Kansas City, Aug. 15, 2018: The Kansas City Public Schools Board of Directors and administration have issued the following statement in regards to the proposed sales tax increase to fund early childhood education in Kansas City, Mo.:
We are requesting firmly that the proposed pre-K sales tax not be placed on the Nov. 6 ballot. Kansas City Public Schools fully supports the creation of a public pre-K system where all families have equitable access to a high-quality early childhood education that will prepare their children to succeed in kindergarten. The proposed plan as provided thus far does not meet that goal. That is why the Board of Directors unanimously approved a motion today calling for the proposal to not be sent for a vote in the November general election.
We are urging Mayor Sly James and the City Council of Kansas City, Mo., to delay a public vote on this proposal in order to give public school districts an opportunity to work with the city, and other organizations with a vested interest, to improve the plan. Serious concerns and questions revolve around four main areas:
- The proposed governance structure fails to provide an adequate amount of authority to the public school systems predominantly responsible for providing pre-K programs.
- The proposed plan raises concerns around providing equitable funding for programs in economically challenged “pre-K deserts” that need more access to early childhood education.
- It’s unclear how the proposed plan will create a functional framework to measure outcomes at pre-K sites.
- The proposed plan will funnel public money into private and parochial schools and will serve as a potential framework for implementing a voucher system in Kansas City, which will fragment the educational landscape in the city.

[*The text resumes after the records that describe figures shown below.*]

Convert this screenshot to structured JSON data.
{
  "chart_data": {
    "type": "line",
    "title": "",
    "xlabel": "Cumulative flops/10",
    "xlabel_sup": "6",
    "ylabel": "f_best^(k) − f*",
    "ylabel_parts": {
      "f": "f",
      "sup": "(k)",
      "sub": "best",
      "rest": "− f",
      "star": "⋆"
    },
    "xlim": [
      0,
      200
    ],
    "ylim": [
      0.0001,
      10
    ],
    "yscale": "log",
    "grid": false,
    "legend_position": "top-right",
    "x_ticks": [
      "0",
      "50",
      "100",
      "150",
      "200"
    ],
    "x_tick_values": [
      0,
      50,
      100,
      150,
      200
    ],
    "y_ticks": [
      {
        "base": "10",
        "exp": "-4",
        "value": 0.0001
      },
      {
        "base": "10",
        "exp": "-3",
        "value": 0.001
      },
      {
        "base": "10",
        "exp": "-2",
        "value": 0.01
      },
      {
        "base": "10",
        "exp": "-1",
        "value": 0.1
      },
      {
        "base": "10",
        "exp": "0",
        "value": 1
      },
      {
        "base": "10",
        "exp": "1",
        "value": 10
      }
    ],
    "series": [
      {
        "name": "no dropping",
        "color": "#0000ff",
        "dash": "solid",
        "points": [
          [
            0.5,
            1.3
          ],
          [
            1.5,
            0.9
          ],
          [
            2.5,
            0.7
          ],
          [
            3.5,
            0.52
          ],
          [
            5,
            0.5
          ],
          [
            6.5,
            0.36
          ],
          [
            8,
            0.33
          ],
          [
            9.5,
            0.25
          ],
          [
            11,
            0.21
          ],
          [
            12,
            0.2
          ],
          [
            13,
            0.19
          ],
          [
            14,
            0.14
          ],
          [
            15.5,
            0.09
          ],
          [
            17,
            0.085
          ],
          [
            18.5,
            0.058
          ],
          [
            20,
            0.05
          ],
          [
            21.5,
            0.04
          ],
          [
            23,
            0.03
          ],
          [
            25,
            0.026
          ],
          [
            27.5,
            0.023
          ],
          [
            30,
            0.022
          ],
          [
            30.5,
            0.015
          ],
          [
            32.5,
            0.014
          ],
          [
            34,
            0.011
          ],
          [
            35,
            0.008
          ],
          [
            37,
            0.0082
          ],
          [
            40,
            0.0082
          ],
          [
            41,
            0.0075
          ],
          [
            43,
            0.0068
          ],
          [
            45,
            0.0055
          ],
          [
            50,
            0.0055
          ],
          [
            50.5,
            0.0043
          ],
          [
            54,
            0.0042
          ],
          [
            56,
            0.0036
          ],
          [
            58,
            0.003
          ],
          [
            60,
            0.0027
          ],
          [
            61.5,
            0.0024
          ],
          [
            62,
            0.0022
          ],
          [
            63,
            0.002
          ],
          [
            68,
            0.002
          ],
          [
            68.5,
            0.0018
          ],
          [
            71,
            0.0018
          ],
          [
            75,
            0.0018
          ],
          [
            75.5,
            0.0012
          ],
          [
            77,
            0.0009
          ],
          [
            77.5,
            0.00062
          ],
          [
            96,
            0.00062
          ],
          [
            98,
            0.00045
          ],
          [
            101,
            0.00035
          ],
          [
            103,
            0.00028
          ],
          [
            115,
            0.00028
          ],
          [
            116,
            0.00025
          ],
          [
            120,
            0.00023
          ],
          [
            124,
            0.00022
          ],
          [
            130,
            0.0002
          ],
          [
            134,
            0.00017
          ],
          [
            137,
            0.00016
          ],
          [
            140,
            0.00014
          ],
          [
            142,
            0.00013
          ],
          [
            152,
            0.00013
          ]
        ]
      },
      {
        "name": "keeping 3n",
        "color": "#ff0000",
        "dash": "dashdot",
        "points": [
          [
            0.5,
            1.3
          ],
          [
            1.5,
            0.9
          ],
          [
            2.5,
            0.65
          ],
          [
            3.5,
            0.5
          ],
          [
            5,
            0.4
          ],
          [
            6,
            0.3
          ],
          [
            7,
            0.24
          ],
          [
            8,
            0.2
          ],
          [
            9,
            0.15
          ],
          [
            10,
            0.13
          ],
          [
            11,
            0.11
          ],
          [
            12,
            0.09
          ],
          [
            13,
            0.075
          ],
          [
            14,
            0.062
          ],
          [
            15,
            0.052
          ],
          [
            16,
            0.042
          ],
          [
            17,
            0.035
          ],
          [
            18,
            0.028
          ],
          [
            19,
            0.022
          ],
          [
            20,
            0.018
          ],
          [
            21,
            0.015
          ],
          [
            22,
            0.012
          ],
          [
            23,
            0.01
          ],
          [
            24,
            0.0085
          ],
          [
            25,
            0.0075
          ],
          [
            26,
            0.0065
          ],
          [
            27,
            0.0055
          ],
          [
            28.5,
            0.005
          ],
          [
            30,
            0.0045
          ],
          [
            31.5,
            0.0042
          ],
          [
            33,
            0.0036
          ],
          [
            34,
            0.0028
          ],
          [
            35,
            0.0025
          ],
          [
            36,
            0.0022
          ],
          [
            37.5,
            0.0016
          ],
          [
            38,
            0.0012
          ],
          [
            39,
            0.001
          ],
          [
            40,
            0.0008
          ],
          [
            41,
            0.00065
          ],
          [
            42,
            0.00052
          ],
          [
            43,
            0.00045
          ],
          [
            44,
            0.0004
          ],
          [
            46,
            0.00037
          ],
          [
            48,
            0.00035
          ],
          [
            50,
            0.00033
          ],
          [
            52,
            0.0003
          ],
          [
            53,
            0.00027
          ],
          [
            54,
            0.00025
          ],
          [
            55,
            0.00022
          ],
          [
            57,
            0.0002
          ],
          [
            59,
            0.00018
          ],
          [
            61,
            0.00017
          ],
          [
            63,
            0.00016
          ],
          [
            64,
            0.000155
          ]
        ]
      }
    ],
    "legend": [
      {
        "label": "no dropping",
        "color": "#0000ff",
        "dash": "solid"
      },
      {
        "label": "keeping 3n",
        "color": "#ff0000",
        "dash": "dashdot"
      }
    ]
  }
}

In addition to these four main concerns, we also have larger concerns about the use of a regressive tax that will inordinately impact the families that can least afford this additional cost. About $30 million a year in property tax revenue is redirected from KCPS alone due to economic development incentives. That is equal to the projected revenue from the proposed pre-K sales tax.
To be clear, we support the expansion of early childhood education. We do not support this proposed pre-K sales tax plan as it has been presented. Our concerns are in line with those expressed by many interested community organizations and many of our neighboring school systems that will be impacted by the plan. School districts, community organizations and Mayor Sly James need additional time to work together to craft a plan that will truly meet the pre-K needs of ALL our families and one that has the full support of our entire community.